Sementara itu Mingyu hanya bisa menggeleng dengan tingkah kekanakan 3 sahabatnya. Ia masih berdiri di belakang, menunggu pertikaian yang tidak habisnya di antara daun pintu agar segera diselesaikan. Tak berapa lama, seorang pemuda lain ikut berdiri tepat di samping Mingyu.
"Kenapa mereka menghalangi jalan?" pemuda tampan itu ikut mengamati keributan tersebut, namun tetap tenang setenang Mingyu.
"Oh. Biasa. Seungcheol tidak mau diganggu kalau urusan berdua saja dengan jeonghan." Mingyu memperlihatkan monitor hp nya. "Tapi sebenarnya kita juga diundang oleh si tanpa nama, kan?"
"Ya. Aku juga diundang." Ungkap pemuda bernama Joshua itu sambil berdehem tenang. Ia kira ia sendiri yang diundang untuk menemani Jeonghan, karena itu pesan yang disampaikan. "Kau diundang untuk sebuah obrolan tahun baru bersama Jeonghan". Tidak mengungkit 4 semut-semut pembuat hama di hadapannya.
"Seungcheol! Apa yang kau lakukan?! Kau hanya membuang-buang waktuku disini!"
Mendengar sahutan Jeonghan dari dalam ruangan, Seungcheol tidak bisa menolak. Ia segera menyudahi penahanan 2 korban, dan beralih mengejar tempat duduk terdekat dengan sang Kekasih. Terlihat pemuda cantik itu berkerut alis dengan sebal karena perbuatan Seungcheol barusan. Sedangkan pacar bodohnya itu hanya menyengir lebar tanda perdamaian.

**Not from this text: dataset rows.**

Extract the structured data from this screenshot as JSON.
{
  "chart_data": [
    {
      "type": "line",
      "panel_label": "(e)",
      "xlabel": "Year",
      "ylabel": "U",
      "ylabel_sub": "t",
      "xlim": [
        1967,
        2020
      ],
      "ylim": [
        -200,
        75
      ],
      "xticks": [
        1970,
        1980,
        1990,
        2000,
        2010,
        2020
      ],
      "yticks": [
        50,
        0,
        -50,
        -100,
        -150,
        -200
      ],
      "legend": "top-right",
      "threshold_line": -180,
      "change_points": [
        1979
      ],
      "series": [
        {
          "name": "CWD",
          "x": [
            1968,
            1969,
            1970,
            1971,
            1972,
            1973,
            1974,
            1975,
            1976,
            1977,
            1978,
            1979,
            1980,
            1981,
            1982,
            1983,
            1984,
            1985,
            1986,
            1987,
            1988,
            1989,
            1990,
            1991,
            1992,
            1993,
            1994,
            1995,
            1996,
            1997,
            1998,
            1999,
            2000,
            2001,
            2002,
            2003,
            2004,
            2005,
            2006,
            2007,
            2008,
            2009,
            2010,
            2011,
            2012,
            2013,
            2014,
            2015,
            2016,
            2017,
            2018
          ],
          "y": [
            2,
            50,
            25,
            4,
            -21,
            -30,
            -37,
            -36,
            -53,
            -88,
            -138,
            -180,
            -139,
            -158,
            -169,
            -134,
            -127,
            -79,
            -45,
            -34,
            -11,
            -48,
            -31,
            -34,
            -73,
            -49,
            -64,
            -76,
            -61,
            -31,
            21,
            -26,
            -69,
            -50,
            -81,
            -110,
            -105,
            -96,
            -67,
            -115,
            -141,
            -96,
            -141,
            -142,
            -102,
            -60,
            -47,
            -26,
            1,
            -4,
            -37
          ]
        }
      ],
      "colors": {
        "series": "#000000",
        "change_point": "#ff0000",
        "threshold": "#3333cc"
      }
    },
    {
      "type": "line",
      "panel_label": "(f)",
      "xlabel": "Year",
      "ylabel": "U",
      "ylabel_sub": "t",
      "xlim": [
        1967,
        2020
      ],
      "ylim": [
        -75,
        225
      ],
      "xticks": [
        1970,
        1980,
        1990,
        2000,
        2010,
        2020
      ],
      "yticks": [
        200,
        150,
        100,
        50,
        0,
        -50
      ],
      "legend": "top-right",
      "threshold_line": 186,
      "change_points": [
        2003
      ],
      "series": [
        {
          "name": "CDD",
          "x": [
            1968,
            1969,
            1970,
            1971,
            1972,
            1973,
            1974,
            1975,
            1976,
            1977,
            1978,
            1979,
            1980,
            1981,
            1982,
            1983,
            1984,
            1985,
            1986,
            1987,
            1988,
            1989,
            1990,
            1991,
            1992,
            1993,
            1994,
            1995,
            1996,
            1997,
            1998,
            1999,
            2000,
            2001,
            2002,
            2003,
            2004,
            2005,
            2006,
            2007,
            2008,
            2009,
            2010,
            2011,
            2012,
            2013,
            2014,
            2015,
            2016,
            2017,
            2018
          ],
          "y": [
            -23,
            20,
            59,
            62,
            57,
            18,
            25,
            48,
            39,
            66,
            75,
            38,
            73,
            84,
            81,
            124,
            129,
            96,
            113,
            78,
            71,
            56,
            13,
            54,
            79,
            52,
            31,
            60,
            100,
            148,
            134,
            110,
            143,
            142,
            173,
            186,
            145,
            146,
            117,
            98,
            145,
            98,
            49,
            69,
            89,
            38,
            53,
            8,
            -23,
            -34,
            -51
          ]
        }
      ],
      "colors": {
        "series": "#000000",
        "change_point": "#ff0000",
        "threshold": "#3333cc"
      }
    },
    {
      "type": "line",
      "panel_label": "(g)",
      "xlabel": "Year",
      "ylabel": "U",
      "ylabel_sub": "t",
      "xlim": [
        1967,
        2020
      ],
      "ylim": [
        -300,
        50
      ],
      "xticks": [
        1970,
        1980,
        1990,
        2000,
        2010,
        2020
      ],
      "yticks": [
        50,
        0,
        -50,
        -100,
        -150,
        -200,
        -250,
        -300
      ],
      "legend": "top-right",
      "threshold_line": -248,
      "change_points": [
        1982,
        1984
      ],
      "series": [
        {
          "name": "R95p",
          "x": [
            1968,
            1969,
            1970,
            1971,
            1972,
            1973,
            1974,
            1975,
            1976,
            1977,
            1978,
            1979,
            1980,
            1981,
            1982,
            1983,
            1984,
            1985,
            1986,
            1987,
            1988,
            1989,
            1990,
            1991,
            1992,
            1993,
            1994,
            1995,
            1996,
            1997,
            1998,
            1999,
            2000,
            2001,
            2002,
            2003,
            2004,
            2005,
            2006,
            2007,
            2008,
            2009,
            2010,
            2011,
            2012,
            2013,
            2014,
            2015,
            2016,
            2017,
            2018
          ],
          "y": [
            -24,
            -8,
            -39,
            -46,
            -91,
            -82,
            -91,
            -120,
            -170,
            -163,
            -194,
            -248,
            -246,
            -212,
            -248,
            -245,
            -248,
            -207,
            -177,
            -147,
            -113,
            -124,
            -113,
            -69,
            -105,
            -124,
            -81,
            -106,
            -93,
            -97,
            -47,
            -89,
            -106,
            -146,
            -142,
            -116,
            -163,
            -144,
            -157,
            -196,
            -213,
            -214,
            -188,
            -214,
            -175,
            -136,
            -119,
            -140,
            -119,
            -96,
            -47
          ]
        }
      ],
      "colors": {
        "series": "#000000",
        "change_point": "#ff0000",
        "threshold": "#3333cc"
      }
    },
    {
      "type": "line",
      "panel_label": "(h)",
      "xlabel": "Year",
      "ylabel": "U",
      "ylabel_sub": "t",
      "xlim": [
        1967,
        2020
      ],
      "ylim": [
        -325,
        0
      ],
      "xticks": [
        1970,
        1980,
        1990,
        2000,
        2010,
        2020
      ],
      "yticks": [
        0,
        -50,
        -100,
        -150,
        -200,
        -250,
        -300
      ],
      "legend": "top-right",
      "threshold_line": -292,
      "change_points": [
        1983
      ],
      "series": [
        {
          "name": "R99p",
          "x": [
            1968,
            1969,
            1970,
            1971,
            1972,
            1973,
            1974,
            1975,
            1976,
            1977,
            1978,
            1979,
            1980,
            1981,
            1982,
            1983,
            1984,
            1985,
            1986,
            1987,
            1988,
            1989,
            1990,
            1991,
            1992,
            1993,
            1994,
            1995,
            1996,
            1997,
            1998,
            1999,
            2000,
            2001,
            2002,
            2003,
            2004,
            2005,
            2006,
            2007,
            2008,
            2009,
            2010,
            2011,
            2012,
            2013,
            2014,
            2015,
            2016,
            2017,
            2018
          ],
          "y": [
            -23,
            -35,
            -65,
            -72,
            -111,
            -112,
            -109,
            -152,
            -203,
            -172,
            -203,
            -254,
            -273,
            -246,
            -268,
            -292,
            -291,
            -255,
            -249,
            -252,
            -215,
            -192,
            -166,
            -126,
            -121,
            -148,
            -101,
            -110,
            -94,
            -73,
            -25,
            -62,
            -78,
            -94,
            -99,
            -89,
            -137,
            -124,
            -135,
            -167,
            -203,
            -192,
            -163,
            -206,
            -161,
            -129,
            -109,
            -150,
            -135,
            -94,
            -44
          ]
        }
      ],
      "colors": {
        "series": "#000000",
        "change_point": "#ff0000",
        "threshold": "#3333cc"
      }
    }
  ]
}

Diikuti Vernon dan Wonwoo yang sudah lelah menghabisi tenaga demi bersekutu dengan bos mereka, kemudian Mingyu dan Joshua yang memilih untuk duduk paling ujung untuk menghindari keributan 3 orang aneh yang duduk di samping jeonghan. Kini sebaris bangku sudah disiapkan.
Ada Jeonghan, Seungcheol, Vernon, Wonwoo, Mingyu, dan Joshua. Di sebuah ruangan yang mereka tak ketahui dipakai untuk apa.
.
.
Keterangan dialog :
Kalimat di dalam ( ) : petunjuk ekspresi
Kalimat cetak miring : kata asing
Kalimat /cetak miring/ : kalimat dalam pikiran
Kalimat tebal/bold : kalimat narator
.
.
.
Oke, semuanya sudah berkumpul! Jeonghan, Seungcheol, Vernon, Wonwoo, Mingyu, dan Joshua! Salam semuanya! Dan Selamat Tahun Baru!
Ww : "Aku tidak tahu , tapi ini terasa sangat menyeramkan. Kenapa tiba tiba kita diucapkan tahun baru oleh seseorang yang wujudnya tidak terlihat?"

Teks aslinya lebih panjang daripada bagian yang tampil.